Alison is your typical fifteen year-old girl, with visions of all her possible suitors waiting at the bottom of the stairs. She is well-loved, cared for and tended to, enjoys school, trusts people and has the quirky habit of including French phrases in her thoughts.Alison is P.O.V. #1 of this story.

P.O.V. #2 grazes Alison Pope’s peripheral vision: a lanky schoolmate, “a skeleton with a mullet” perpetually dressed in small shorts and a cross-country singlet. Meet her neighbor, Kyle Boot:

“Kyle Boot dashed through the garage, into the living area, where the big clocklike wooden indicator was set at All Out. Other choices included: Mom & Dad Out; Mom Out; Dad Out; Kyle Out; Mom & Kyle Out; Dad & Kyle Out; and All In.Why did they even need All In? Wouldn’t they know it when they were All In? Would he like to ask Dad that? Who, in his excellent, totally silent downstairs woodshop, had designed and built the Family Status Indicator?”

You learn very quickly that Kyle operates in the world of “Only Child/Our Beloved”; assigned, scored and strictly regimented in all that he does. He even carries an ongoing dialogue with his parents in his head:

“Mom and Dad would be heartsick if they could hear the swearing he sometimes did in his head, such as crap-cunt shit-turd dick-in-the-ear butt-creamery. Why couldn’t he stop doing that? They thought so highly of him…What was wrong with him? Why couldn’t he be grateful for all that Mom and Dad did for him, instead of- Cornhole the ear-cunt.
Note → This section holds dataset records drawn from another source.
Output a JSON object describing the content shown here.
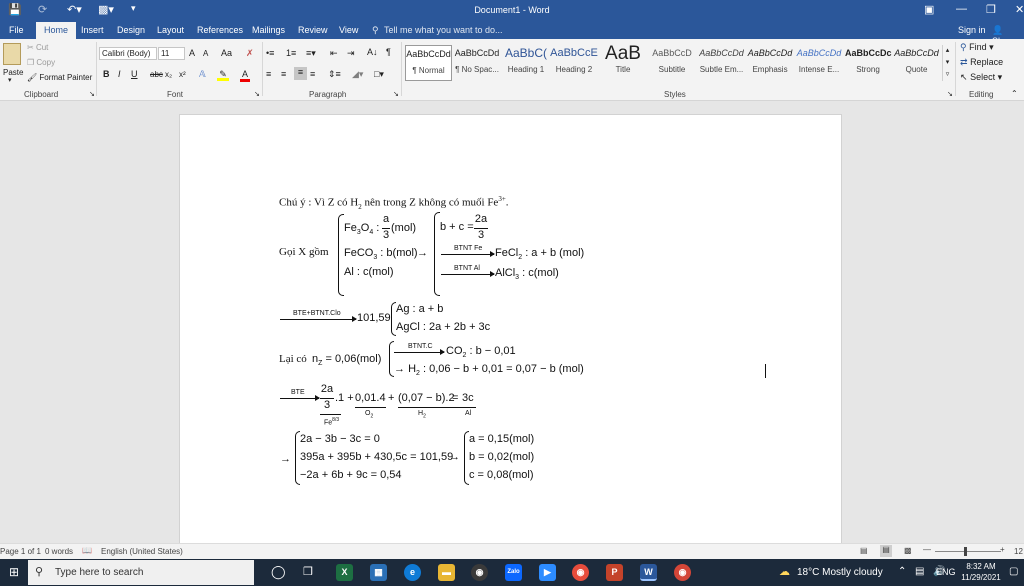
{
  "window": {
    "title": "Document1 - Word",
    "sign_in": "Sign in",
    "share": "Share"
  },
  "tabs": [
    "File",
    "Home",
    "Insert",
    "Design",
    "Layout",
    "References",
    "Mailings",
    "Review",
    "View"
  ],
  "tell_me": "Tell me what you want to do...",
  "clipboard": {
    "paste": "Paste",
    "cut": "Cut",
    "copy": "Copy",
    "format_painter": "Format Painter",
    "group": "Clipboard"
  },
  "font": {
    "name": "Calibri (Body)",
    "size": "11",
    "group": "Font",
    "bold": "B",
    "italic": "I",
    "underline": "U",
    "strike": "abc",
    "sub": "x₂",
    "sup": "x²",
    "font_color": "A",
    "grow": "A",
    "shrink": "A",
    "change_case": "Aa"
  },
  "paragraph": {
    "group": "Paragraph"
  },
  "styles": {
    "group": "Styles",
    "items": [
      {
        "preview": "AaBbCcDd",
        "name": "¶ Normal"
      },
      {
        "preview": "AaBbCcDd",
        "name": "¶ No Spac..."
      },
      {
        "preview": "AaBbC(",
        "name": "Heading 1"
      },
      {
        "preview": "AaBbCcE",
        "name": "Heading 2"
      },
      {
        "preview": "AaB",
        "name": "Title"
      },
      {
        "preview": "AaBbCcD",
        "name": "Subtitle"
      },
      {
        "preview": "AaBbCcDd",
        "name": "Subtle Em..."
      },
      {
        "preview": "AaBbCcDd",
        "name": "Emphasis"
      },
      {
        "preview": "AaBbCcDd",
        "name": "Intense E..."
      },
      {
        "preview": "AaBbCcDc",
        "name": "Strong"
      },
      {
        "preview": "AaBbCcDd",
        "name": "Quote"
      }
    ]
  },
  "editing": {
    "find": "Find",
    "replace": "Replace",
    "select": "Select",
    "group": "Editing"
  },
  "doc": {
    "note_prefix": "Chú ý : Vì Z có H",
    "note_sub": "2",
    "note_mid": " nên trong Z không có muối Fe",
    "note_sup": "3+",
    "note_end": ".",
    "goi_x": "Gọi X gồm",
    "fe3o4": "Fe",
    "fe3o4_s1": "3",
    "fe3o4_o": "O",
    "fe3o4_s2": "4",
    "fe3o4_colon": " :",
    "fe3o4_num": "a",
    "fe3o4_den": "3",
    "fe3o4_unit": "(mol)",
    "feco3": "FeCO",
    "feco3_sub": "3",
    "feco3_val": " : b(mol)",
    "al": "Al : c(mol)",
    "arrow1": "→",
    "bc_lhs": "b + c =",
    "bc_num": "2a",
    "bc_den": "3",
    "btnt_fe": "BTNT Fe",
    "fecl2": "FeCl",
    "fecl2_sub": "2",
    "fecl2_val": " : a + b (mol)",
    "btnt_al": "BTNT Al",
    "alcl3": "AlCl",
    "alcl3_sub": "3",
    "alcl3_val": " : c(mol)",
    "bte_clo": "BTE+BTNT.Clo",
    "m_10159": "101,59",
    "ag": "Ag : a + b",
    "agcl": "AgCl : 2a + 2b + 3c",
    "lai_co": "Lại có",
    "n_z": "n",
    "n_z_sub": "Z",
    "n_z_val": " = 0,06(mol)",
    "btnt_c": "BTNT.C",
    "co2": "CO",
    "co2_sub": "2",
    "co2_val": " : b − 0,01",
    "h2_arrow": "→",
    "h2": "H",
    "h2_sub": "2",
    "h2_val": " : 0,06 − b + 0,01 = 0,07 − b (mol)",
    "bte": "BTE",
    "e_num": "2a",
    "e_den": "3",
    "e_fe": "Fe",
    "e_fe_sup": "8/3",
    "e_t1": ".1 +",
    "e_t2": "0,01.4",
    "e_o2": "O",
    "e_o2_sub": "2",
    "e_plus": "+",
    "e_t3": "(0,07 − b).2",
    "e_h2": "H",
    "e_h2_sub": "2",
    "e_eq": "=",
    "e_t4": "3c",
    "e_al": "Al",
    "final_arrow": "→",
    "eq1": "2a − 3b − 3c = 0",
    "eq2": "395a + 395b + 430,5c = 101,59",
    "eq3": "−2a + 6b + 9c = 0,54",
    "mid_arrow": "→",
    "sol1": "a = 0,15(mol)",
    "sol2": "b = 0,02(mol)",
    "sol3": "c = 0,08(mol)"
  },
  "status": {
    "page": "Page 1 of 1",
    "words": "0 words",
    "language": "English (United States)",
    "zoom": "12"
  },
  "taskbar": {
    "search": "Type here to search",
    "weather": "18°C  Mostly cloudy",
    "lang": "ENG",
    "time": "8:32 AM",
    "date": "11/29/2021"
  }
}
Flake-fuck the pale vestige with a proddering dick-knee. You could always clear the mind with a hard pinch on your own minimal love handle. Ouch.”

P.O.V #3 is a man in a van- the rapist, the killer, the man with a knife. He appears and Kyle and Alison, long-estranged childhood sandbox friends and neighbors, are confronted with eachother’s existence in a new and challenging way. Kyle hides behind the thousands of parental rules in place that do not permit him to come to Alison’s rescue. He debates, paralyzed on his porch, seemingly without moral compass….and then…he confronts the man, a rock to his skull:

“Really? Really? You were going to ruin her life, ruin my life, you cunt-probe dick-munch ass-gashing Animal? Who’s bossing who now? Gash-ass, jiz-lips, turd-munch—

He’d never felt so strong/angry/wild.

Easy, Scout, you’re out of control.

Slow your motor down, Beloved Only.

Quiet. I’m the boss of me.”

Every once in awhile you read a story and you realize that it’s not in English, at least not the normal, everyday man’s straightforward English that most of us compose ourselves in. This is an entirely unique post-Juno- 2000’s- texting-MySpace-sound-byte language. It translates seamlessly, consistently with the sort of  grace and beauty that no one ever attribute’s to teenage speech and thought. It’s slightly eccentric yet grounded, attempts to follow rules while making up it’s own. Saunder’s is downright funny. And I think his choice to write the story using three p.o.v. ‘s was critical – the vision almost cinematic. And the climax — it breaks the illusion of safety and silence formed by figurative and literal fences that separate neighbors, childhood friends — Each party has created some truth  for themselves to cope with the dead end; the road block. And it was so easy to be passive all of this time…up until now. What do you do?